When people want to lose weight they think about pain, hunger and food depravation. At first, most will reduce their food intake and see that in the first week they lose ten pounds or so of weight. They say: "Great! In order to continue to lose weight more rapidly I need to eat even lesser."

After a few weeks they notice that they don’t lose weight as quickly as they had hoped for and they get frustrated. If they are really determined to continue to lose weight they will begin to starve themselves even more. Before we continue, let’s stop right here and explain what is going on inside the body.

Why Eating Less Is Not The Answer!
During the 1st week the subject lost weight as their metabolism got shocked by the decreased food intake. However, most of the weight was water and probably 3-4 pounds of fat. The 2nd week the body, still not adjusted to the shock, continues to lose weight (even though not as rapidly as the 1st week). By the 3rd week the body starts to take counter measures in order to adjust to the lowered caloric intake.

What do you do when your bill goes up? You probably start to save electricity in order to prevent losing too much money. The body is just like you. When it senses that its metabolic costs are too high (in other words that is when you lose weight because the metabolism is too high), it decides to save energy and lower the metabolism in an attempt to keep the save fat from being burnt.
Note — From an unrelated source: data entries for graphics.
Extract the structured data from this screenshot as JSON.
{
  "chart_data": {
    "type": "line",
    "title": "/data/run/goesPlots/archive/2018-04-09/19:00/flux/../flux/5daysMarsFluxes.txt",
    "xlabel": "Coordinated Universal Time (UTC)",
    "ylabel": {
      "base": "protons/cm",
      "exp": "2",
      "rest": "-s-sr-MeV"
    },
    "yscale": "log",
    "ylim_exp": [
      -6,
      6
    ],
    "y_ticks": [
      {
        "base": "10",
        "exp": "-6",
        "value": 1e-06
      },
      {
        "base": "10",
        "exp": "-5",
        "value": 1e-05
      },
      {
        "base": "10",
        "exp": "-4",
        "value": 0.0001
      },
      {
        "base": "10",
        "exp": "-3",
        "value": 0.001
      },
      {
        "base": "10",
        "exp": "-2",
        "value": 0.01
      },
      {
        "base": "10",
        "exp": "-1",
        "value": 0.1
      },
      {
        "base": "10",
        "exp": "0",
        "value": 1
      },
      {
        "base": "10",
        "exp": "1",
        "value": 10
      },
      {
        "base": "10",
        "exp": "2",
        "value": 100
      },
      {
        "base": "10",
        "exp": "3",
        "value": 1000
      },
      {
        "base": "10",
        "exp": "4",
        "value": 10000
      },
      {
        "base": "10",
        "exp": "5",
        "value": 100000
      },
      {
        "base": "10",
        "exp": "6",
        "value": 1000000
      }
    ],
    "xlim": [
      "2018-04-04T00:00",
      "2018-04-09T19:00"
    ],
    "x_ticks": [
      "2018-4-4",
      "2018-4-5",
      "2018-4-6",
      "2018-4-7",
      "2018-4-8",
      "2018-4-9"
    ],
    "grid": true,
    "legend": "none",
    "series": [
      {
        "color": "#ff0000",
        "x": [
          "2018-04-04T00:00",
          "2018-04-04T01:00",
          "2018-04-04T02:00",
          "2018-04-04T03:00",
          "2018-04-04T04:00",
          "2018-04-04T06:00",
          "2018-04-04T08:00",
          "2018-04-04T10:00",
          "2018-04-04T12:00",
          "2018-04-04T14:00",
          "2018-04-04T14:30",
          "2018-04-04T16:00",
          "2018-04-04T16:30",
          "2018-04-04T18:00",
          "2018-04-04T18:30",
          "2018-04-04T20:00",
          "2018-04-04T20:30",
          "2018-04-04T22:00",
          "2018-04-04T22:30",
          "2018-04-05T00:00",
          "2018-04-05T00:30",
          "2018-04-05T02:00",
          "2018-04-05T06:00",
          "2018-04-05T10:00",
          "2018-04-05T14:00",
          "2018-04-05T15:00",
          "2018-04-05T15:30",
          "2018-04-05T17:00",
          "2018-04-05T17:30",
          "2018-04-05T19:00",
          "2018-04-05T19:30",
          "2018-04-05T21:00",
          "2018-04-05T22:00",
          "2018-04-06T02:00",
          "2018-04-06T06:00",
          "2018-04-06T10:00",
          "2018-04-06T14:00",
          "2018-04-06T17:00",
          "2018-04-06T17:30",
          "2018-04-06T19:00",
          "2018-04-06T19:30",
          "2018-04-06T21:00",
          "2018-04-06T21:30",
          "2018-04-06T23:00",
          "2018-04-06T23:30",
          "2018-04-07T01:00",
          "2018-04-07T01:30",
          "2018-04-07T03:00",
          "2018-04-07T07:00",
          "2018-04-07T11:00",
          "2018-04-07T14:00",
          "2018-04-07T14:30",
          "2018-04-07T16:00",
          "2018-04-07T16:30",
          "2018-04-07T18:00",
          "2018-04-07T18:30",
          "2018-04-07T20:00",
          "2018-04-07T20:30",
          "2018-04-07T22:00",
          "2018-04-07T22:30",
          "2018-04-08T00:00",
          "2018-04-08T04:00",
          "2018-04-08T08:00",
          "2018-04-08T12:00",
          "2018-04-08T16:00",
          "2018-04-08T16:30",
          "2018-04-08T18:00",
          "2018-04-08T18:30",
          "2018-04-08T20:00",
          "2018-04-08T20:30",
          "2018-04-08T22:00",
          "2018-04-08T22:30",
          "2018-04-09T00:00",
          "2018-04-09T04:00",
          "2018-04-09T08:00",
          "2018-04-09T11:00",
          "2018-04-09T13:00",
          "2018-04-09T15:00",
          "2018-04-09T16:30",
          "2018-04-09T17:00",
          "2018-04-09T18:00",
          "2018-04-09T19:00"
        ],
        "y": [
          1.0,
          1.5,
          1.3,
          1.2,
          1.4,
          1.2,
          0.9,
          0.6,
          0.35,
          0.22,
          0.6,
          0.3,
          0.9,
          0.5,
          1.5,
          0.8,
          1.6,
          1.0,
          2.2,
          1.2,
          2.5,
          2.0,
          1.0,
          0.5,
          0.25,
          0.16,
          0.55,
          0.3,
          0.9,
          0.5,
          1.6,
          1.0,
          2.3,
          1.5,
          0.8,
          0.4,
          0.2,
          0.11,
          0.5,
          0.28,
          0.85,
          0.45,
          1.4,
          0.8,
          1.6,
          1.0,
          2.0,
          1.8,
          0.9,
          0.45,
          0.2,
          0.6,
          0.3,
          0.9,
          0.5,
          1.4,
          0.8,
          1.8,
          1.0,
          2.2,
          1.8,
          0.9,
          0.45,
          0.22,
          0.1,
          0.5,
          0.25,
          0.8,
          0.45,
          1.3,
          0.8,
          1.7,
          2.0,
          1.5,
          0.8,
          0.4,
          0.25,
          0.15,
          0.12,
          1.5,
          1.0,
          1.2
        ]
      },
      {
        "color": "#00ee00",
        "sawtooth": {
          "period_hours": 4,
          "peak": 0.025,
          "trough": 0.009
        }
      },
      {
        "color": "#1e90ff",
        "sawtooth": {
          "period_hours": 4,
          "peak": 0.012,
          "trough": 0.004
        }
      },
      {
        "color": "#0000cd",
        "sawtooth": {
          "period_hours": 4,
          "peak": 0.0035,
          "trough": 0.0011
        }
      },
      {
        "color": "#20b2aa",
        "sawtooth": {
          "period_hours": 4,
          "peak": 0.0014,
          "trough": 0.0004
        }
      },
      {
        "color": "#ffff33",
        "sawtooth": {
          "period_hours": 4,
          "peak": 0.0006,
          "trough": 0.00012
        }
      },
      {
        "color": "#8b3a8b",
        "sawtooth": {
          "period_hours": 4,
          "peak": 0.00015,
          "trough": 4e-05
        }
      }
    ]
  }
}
Therefore, the subject sees that the weight loss either decreases or just halts The way you save on electricity bills is by turning appliances off etc. The way the body does it is by sacrificing muscle since it is the most expensive tissue to maintain.

So, by looking at the scenario mentioned, let’s see what may potentially happen to the subject who is determined to lose weight but that doesn’t know how to go about doing it.

As the subject sees that the weight loss comes to a standstill, he/she decides to lower the calories again. For the 1st few weeks this works but afterwards the weight loss comes to a halt again. After a few cycles of the same thing, the subject continues a spiral downwards. By this point most people just forget about dieting and start eating everything in sight.
They gain back all the weight that was lost and then some more (remember it will be easier for them to gain weight now as they have decreased their metabolism by using the wrong dieting practices). Other dieters, unfortunately, turn anorexic or bulimic.

Then you ask, what is the correct way to lose weight? The 1st step that will lead us in the right direction is to re-arrange our goals. Instead of thinking of losing weight we must think of losing fat and increasing or maintaining muscle (depending on your goals).

Here is what the subject on the example above should do:

1. Arrange his/her dieting program to contain 5-6 meals a day composed of 40-45% Carbohydrates, 35-40% Protein, 20% Fat.
2. Eliminate all junk foods and processed foods from the diet and opt for unprocessed natural foods instead.
3. Cut down on bad fats and simple sugar calories.
4. Increase water intake.
5. Incorporated a sensible weight training routine (three-four times per week).
6. Added twenty-thirty minutes of aerobic activity, 3-4 times per week to his training regimen.
7. Have patience and allow some time to burn off the unwanted bodyfat. Typically, you will only be able to decrease body fat by 1.5 pounds per week at best (depending on starting bodyweight), without sacrificing muscle.

So, please remember that when you are aiming to lose weight, don't make the most common mistake dieters make, thinking that eating less is better. Think instead of losing fat and building muscle through proper dieting and exercise as this is the path that is going to lead you to the body of your dreams (lean & toned).